4.16 Summary
- Probability is a calculus for reasoning under uncertainty. Kolmogorov's three axioms generate everything else.
- Bayes' theorem updates beliefs in light of evidence. The base-rate fallacy and prosecutor's fallacy are concrete cautionary tales.
- A small zoo of distributions, Bernoulli, Binomial, Poisson, Gaussian (uni- and multivariate), Beta, Dirichlet, Gamma, covers most ML modelling needs. Many sit inside the exponential family, which gives conjugate priors and clean MLEs.
- Expectation is linear; variance is not. Conditioning gives the tower rule and the law of total variance. Higher moments matter when noise is heavy-tailed.
- Markov, Chebyshev, Jensen, and Hoeffding turn fuzzy notions of "with high probability" into concrete bounds, the foundation of generalisation theory.
- The LLN and CLT explain why empirical means converge and why so many empirical phenomena look Gaussian.
- The multivariate Gaussian is closed under linear maps, marginalisation, and conditioning.

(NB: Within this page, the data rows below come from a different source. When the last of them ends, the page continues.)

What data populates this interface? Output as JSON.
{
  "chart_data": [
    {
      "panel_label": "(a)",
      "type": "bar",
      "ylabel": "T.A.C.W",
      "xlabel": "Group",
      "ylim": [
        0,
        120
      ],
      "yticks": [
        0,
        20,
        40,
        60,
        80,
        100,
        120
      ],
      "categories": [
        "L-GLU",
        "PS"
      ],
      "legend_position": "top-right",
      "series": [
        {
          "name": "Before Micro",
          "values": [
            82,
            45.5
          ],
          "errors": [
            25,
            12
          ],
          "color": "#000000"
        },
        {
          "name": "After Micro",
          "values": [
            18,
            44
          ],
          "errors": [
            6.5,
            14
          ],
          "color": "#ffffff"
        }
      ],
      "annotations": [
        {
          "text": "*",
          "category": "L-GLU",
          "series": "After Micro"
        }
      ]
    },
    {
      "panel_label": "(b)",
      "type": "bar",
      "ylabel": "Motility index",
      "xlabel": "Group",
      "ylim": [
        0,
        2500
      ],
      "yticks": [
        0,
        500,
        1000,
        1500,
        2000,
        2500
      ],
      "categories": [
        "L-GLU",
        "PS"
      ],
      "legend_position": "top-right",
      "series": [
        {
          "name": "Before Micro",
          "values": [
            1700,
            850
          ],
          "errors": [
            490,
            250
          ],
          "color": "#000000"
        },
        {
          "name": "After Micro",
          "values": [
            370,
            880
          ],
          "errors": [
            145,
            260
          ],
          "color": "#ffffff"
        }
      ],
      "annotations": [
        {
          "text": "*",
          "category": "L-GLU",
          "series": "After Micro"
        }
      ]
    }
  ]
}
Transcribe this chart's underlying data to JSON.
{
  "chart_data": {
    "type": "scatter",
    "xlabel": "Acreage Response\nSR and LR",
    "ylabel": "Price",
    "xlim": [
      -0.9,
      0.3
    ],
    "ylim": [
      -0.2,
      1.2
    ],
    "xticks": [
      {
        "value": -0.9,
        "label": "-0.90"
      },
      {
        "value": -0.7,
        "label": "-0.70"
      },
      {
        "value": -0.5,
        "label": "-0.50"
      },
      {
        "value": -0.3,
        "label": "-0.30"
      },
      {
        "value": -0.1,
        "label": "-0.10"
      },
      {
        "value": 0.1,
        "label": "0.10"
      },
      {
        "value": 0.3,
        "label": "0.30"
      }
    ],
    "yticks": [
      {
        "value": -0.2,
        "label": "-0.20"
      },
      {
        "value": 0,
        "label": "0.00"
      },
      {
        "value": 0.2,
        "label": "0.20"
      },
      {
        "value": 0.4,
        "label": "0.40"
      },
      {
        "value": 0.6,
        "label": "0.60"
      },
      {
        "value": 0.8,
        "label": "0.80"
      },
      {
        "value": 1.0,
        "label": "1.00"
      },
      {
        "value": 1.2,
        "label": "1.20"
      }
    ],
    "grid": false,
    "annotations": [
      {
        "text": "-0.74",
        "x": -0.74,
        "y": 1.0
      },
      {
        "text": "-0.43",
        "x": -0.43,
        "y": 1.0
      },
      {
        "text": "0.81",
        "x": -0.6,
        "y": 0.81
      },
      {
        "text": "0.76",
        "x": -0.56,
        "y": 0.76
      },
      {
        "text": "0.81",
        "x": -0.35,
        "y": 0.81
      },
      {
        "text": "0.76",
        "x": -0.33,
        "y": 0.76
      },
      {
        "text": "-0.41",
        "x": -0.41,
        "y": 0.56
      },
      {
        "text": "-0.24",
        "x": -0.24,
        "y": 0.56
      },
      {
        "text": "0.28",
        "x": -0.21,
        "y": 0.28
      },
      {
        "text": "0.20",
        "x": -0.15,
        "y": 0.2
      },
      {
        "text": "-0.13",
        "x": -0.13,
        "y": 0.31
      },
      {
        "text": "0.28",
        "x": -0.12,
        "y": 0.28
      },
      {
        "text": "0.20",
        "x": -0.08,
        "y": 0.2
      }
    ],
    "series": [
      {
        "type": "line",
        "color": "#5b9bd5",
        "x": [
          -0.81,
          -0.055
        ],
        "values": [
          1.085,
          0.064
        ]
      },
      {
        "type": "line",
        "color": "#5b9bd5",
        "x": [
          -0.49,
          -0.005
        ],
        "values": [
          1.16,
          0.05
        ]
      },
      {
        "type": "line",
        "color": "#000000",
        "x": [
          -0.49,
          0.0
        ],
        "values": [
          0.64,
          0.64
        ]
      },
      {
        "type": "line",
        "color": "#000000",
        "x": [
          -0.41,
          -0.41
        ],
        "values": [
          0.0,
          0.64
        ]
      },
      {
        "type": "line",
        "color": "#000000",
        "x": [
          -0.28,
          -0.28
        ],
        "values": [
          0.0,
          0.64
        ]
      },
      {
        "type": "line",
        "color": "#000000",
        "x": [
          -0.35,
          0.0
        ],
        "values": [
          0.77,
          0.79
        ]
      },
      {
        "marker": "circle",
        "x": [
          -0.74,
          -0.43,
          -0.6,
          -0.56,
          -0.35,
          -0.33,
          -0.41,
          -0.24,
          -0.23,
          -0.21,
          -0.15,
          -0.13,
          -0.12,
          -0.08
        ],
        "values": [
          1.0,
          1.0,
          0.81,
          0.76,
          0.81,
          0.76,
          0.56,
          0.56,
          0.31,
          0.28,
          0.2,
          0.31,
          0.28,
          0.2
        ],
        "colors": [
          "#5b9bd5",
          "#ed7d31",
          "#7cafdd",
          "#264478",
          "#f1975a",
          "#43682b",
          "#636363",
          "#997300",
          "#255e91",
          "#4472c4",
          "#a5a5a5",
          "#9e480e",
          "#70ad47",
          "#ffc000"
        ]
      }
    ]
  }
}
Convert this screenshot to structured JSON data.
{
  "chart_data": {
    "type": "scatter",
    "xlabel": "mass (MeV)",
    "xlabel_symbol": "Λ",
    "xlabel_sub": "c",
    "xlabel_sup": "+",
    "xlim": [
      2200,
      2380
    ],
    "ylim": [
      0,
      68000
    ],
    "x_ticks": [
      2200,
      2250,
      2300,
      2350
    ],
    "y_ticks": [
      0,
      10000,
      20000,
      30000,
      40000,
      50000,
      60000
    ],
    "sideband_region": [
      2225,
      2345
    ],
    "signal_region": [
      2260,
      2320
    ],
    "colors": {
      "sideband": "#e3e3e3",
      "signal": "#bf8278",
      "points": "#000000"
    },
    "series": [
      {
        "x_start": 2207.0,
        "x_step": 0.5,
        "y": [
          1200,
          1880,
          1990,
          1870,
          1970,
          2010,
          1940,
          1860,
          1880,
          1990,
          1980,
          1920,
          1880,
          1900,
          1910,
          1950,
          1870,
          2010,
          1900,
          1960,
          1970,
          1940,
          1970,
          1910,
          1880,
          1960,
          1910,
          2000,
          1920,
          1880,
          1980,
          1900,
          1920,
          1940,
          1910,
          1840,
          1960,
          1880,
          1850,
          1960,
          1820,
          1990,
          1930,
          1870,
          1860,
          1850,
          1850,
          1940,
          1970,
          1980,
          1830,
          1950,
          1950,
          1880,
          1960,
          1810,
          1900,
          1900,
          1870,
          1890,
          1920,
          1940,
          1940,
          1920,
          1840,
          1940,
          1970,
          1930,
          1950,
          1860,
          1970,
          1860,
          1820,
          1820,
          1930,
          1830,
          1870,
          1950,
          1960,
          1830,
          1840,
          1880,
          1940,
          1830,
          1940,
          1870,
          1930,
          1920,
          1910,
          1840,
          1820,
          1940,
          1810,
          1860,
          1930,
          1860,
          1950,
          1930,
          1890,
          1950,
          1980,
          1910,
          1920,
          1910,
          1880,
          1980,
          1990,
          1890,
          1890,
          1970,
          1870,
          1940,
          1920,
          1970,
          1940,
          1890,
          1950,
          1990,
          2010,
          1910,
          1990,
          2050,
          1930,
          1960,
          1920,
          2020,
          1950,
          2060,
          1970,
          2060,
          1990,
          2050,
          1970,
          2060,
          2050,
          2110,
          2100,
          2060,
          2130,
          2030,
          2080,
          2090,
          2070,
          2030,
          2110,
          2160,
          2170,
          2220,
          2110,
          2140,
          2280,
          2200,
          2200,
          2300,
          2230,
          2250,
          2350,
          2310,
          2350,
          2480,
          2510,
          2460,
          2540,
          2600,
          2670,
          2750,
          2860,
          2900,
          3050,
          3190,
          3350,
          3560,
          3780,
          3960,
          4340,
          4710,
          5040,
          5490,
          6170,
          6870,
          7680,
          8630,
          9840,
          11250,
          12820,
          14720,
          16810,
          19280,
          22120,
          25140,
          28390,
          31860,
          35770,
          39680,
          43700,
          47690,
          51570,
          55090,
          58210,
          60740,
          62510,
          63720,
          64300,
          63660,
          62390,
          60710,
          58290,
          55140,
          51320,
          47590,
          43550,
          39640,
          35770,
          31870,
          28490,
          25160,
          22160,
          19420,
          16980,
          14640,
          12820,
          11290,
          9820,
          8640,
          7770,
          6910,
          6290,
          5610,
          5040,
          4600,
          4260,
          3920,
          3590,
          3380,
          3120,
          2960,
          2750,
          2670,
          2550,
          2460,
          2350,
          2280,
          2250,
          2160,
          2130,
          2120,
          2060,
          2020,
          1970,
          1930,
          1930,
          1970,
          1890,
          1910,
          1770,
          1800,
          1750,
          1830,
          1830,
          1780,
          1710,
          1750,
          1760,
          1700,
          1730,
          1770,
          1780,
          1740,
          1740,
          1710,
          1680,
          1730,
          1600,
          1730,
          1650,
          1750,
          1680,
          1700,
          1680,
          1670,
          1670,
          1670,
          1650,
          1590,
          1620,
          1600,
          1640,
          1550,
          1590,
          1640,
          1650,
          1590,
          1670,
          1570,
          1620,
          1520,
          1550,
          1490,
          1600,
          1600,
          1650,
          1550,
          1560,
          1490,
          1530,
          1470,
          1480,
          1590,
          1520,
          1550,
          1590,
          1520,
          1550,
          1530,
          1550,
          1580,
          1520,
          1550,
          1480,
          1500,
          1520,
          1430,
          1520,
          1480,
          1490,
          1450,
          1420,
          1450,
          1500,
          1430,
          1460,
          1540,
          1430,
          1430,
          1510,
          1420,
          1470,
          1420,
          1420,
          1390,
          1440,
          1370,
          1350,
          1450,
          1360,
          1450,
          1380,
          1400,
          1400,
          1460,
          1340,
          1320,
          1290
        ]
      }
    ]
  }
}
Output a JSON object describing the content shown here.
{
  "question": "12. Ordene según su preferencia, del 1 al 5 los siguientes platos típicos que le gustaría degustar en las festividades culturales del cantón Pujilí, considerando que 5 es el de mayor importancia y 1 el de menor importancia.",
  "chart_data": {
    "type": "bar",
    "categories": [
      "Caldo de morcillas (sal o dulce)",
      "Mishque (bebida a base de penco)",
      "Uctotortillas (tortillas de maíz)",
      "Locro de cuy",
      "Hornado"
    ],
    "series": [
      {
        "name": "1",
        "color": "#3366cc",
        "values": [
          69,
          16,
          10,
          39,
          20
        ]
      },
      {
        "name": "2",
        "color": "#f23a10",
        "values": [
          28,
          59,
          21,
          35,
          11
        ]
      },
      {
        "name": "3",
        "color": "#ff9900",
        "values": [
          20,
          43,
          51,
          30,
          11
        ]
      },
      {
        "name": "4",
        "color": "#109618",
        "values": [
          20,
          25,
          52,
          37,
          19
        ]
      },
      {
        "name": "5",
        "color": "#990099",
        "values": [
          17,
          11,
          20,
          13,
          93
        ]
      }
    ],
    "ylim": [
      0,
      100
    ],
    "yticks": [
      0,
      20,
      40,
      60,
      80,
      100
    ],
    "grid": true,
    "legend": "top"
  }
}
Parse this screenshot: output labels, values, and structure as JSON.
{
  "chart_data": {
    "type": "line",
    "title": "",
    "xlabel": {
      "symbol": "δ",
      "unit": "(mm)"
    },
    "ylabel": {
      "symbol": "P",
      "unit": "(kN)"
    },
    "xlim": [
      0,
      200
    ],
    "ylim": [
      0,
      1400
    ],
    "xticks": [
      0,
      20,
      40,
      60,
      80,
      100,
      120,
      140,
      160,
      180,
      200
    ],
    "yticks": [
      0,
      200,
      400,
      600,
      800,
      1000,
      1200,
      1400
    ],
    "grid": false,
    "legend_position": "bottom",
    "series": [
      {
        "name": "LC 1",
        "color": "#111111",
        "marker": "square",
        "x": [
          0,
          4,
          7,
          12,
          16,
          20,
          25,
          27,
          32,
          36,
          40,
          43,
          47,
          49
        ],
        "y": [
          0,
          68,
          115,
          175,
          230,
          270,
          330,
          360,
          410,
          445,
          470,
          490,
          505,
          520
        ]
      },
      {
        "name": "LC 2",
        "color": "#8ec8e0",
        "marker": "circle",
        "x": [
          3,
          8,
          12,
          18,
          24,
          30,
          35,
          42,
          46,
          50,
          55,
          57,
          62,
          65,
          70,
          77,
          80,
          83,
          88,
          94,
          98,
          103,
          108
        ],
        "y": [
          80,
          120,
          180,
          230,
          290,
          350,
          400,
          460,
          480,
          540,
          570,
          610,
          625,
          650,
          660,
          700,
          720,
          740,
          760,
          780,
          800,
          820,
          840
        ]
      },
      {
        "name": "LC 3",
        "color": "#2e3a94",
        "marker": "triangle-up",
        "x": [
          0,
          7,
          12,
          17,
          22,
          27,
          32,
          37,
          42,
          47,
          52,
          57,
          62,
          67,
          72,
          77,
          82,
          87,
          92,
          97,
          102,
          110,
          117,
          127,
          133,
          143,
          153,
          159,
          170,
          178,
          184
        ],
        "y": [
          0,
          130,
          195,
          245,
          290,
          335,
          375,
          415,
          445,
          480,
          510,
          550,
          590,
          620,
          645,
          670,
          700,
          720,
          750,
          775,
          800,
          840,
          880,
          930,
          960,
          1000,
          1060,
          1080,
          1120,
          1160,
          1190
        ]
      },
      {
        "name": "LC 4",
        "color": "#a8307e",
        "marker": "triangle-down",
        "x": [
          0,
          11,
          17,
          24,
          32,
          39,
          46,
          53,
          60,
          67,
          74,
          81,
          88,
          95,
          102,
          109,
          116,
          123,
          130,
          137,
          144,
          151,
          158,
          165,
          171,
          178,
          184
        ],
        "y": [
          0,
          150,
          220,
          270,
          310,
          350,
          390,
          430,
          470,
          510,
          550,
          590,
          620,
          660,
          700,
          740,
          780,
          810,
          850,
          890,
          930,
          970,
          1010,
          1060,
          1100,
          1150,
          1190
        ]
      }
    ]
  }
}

These closures power Gaussian processes, Kalman filters, and PCA.
- Information theory gives the mathematical scaffolding for ML losses: cross-entropy is forward KL plus a constant; minimising NLL is maximum likelihood.
- Sampling, inverse-CDF, rejection, importance, is how probability becomes computation. MCMC handles intractable normalisers (Chapter 14).
The next chapter (Statistics) builds on these foundations: estimation theory, hypothesis testing, the bias-variance decomposition, and the bootstrap. By the end you will be ready for the supervised-learning machinery in Chapters 6 and 7.